Monday, 14 September 2015

Farewell XH558

On Sunday 13th September, the last flying Avro Vulcan made a final flypast of Coventry airport.

The Vulcan is a long range delta wing aircraft of 1950's vintage, built primarily as a nuclear bomber. It thankfully never saw action in this capacity of course, but it was used during the 1980's Falklands conflict.

The last flying example, XH558 (G-VLCN) has been kept flying for the last decade or so by the Vulcan to the Sky trust, which has relied on charitable support and private funding. 2015 is its last flying season, with suppliers of parts needed to maintain the aircraft withdrawing their support.


It was announced (although very badly advertised I must say!) that the Vulcan was due to do a small display at Coventry on Sunday 13th. On the day, the expected time of fly past was announced as 15:45, and we were over there like a shot!

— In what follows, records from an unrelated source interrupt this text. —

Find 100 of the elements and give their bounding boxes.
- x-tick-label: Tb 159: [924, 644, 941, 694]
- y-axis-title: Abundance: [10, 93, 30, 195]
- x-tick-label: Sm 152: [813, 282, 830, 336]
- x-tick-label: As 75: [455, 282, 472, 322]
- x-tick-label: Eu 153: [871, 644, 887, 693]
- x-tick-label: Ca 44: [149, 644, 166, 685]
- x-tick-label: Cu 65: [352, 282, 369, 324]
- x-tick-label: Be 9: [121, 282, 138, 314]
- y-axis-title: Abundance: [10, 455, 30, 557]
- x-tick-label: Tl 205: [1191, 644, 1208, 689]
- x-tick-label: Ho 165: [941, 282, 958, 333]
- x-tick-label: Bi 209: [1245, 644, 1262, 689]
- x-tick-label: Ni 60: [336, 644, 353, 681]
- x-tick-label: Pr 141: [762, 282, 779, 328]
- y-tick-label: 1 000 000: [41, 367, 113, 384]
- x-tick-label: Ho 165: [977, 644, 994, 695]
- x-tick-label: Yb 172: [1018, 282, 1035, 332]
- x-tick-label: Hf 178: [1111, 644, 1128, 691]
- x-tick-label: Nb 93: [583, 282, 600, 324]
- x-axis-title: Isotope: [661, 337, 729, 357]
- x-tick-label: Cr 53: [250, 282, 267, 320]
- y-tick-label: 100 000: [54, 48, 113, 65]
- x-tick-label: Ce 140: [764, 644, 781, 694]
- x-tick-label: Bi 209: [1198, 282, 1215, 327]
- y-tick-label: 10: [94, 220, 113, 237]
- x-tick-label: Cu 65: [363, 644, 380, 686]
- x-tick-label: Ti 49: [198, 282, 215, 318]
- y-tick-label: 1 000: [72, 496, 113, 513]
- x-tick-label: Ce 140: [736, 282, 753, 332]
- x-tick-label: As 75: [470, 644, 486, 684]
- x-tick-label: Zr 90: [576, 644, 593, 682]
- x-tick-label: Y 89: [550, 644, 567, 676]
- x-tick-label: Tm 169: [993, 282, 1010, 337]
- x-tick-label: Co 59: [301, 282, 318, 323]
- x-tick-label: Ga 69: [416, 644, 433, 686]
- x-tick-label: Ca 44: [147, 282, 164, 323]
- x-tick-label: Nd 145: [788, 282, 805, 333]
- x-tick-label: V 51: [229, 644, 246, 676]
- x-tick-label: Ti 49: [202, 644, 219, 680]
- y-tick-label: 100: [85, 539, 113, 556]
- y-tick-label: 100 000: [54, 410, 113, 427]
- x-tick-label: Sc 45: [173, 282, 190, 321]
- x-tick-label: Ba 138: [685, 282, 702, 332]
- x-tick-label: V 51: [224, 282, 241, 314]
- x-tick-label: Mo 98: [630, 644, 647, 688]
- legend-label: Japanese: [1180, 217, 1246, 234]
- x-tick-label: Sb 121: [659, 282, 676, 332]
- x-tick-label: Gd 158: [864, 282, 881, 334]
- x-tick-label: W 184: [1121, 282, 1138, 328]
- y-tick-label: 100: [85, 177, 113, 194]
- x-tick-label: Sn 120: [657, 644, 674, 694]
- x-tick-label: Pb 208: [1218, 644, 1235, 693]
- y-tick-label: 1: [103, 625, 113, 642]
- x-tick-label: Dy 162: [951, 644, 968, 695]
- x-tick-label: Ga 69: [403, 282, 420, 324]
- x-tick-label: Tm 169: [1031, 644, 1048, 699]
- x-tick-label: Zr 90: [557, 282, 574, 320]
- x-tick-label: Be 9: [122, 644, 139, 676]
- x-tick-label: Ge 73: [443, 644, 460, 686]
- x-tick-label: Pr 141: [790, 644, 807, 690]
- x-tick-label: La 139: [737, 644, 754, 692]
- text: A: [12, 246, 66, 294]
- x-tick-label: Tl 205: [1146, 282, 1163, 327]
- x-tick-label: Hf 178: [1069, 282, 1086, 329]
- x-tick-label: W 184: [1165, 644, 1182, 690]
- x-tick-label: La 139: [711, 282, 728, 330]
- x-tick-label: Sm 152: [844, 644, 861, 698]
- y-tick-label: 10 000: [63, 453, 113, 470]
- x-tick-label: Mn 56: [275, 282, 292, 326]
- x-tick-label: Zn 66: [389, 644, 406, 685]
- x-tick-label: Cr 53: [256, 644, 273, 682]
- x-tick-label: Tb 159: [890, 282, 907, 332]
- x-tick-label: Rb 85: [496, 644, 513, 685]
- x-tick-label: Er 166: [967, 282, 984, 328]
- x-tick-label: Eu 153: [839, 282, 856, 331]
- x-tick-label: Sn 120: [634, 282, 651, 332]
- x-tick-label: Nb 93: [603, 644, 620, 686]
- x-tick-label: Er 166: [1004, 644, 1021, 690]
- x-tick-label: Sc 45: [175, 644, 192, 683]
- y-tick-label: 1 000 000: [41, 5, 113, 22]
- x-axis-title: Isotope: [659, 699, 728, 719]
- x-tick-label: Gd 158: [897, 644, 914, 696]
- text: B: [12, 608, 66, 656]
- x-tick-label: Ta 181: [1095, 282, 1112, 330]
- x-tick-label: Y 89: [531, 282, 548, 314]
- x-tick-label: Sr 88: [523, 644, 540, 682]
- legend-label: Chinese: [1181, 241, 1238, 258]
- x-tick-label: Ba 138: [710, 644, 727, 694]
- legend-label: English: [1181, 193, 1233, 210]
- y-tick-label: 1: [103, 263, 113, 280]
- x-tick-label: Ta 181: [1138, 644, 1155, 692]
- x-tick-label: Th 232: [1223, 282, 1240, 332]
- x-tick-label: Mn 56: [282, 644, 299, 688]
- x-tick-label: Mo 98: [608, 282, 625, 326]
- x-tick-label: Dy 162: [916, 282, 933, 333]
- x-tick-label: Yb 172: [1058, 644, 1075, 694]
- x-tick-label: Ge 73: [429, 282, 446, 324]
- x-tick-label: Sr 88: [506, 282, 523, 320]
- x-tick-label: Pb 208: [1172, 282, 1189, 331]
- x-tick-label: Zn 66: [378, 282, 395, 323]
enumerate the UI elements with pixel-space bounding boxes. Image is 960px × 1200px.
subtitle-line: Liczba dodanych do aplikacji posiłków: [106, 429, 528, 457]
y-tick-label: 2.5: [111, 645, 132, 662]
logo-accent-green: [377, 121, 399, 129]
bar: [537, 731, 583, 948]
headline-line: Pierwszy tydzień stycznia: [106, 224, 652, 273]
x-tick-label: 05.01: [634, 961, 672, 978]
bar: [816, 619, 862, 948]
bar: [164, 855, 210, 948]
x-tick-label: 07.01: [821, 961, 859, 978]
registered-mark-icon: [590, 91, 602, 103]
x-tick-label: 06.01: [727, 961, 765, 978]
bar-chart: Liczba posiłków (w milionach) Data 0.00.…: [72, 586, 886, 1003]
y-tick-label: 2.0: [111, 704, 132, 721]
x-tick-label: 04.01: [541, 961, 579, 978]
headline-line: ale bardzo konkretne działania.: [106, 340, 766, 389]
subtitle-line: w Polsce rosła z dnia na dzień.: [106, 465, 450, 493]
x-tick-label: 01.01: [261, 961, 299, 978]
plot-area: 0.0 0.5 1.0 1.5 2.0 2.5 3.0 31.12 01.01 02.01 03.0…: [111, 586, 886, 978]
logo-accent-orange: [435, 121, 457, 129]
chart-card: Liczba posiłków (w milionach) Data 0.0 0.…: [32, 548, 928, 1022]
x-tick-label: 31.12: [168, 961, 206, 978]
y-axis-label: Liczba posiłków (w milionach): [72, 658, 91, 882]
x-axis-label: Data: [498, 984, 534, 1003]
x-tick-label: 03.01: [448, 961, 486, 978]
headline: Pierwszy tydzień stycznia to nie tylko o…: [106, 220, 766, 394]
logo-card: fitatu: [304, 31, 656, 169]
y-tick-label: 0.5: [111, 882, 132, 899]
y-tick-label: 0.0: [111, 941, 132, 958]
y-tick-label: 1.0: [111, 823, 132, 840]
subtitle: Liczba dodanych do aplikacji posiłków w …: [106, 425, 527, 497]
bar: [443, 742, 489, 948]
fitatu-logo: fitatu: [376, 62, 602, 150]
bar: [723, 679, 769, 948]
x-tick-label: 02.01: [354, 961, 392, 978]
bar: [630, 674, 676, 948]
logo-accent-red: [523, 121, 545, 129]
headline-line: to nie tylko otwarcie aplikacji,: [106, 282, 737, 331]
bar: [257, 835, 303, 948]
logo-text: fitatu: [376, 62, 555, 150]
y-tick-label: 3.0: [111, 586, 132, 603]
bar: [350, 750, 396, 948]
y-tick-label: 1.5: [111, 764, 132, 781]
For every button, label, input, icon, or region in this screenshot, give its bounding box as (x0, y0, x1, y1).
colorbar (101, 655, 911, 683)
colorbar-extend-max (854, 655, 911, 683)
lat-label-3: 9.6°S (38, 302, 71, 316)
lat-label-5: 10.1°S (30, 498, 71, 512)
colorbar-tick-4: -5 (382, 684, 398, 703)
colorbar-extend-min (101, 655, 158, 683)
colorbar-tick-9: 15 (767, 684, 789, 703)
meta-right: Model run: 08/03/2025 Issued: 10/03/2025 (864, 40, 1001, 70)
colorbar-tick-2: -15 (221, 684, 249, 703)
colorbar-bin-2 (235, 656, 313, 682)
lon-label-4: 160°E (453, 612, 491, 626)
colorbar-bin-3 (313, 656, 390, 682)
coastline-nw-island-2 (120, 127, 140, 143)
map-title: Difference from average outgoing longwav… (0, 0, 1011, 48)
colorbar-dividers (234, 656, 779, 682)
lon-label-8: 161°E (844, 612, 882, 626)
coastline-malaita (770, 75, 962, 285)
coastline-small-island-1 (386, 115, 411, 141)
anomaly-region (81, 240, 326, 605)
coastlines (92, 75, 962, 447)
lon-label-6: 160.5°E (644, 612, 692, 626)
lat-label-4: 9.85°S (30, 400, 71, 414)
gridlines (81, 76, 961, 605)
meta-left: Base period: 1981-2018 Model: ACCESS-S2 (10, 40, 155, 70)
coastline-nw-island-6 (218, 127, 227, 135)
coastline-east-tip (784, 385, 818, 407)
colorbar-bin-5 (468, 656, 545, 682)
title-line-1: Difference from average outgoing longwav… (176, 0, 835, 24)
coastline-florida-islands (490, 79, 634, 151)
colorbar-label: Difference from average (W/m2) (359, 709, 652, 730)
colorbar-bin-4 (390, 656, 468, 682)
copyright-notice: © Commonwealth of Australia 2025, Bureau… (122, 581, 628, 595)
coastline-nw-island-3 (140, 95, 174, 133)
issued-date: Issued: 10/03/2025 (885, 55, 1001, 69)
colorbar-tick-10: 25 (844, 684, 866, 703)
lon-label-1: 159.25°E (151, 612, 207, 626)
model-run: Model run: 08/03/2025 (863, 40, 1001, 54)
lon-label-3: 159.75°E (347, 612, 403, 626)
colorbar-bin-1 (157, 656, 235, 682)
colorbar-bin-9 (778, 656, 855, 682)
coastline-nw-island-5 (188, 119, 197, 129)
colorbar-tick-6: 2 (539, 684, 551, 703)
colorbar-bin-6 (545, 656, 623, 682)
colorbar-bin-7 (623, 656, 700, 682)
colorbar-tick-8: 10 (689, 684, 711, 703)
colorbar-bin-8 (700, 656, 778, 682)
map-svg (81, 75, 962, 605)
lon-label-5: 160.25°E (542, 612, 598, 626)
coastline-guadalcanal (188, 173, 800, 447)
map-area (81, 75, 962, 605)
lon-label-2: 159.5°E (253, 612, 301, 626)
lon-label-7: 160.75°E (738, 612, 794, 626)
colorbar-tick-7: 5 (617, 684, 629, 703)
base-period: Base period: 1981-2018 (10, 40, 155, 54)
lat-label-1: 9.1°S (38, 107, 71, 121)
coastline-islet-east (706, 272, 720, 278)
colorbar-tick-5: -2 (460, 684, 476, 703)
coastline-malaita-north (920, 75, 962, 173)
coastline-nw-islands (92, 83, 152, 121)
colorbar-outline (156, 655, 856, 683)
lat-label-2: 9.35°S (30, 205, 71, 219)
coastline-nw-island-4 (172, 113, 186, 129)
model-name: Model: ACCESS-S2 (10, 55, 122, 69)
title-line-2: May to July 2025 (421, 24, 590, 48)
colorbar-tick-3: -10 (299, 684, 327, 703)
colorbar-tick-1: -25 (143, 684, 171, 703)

Special parking had been made available (a field opposite the airport) and there were alot of people there - remarkable, since as far as I can tell, the only advertising done was in a local paper and on Facebook & twitter. We walked down to get a good view, ending up outside the Coventry flying club, where we got a surprise:


Apologies for not zooming but those 2 dots are a Meteor and Venom, operated by Classic Air Force and flying in formation (callsign: Vintage Formation!). With so many people turning up to see the Vulcan, I suppose Airbase thought it a good day to give some of the other jets a run!

On schedule, I heard 'Vulcan' on the scanner and we caught a glimpse of smokey-trailed triangle in the distance! A few minutes later...


I think most of us expected a fly by and nothing more, but we were treated to something like 5 or 6 fly pasts, it was a properly planned display:


A fantastic view of XH558 turning base leg for another low fly past along rwy23...


And, after one final flypast along rwy05, she climbed out on full power, up and away back to Doncaster, her home base. I can honestly say that standing below a Vulcan on full power, climbing out, is the best sound I have ever heard! And the loudest too!

I had the privilege of watching the same aircraft 5 years ago, from air-side:

So it was a bitter sweet experience really, sad to see the vintage jets (which are going up for sale) and the Vulcan airborne for the last time, but of course a pleasure to see them while we can! I have to conclude by saying how much of commercial opportunity operating these aircraft could be, and I can't help but think that if advertised and developed into a tourist attraction, Airbase and the Vulcan could have bright futures. Donations alone have kept them going this long, after all.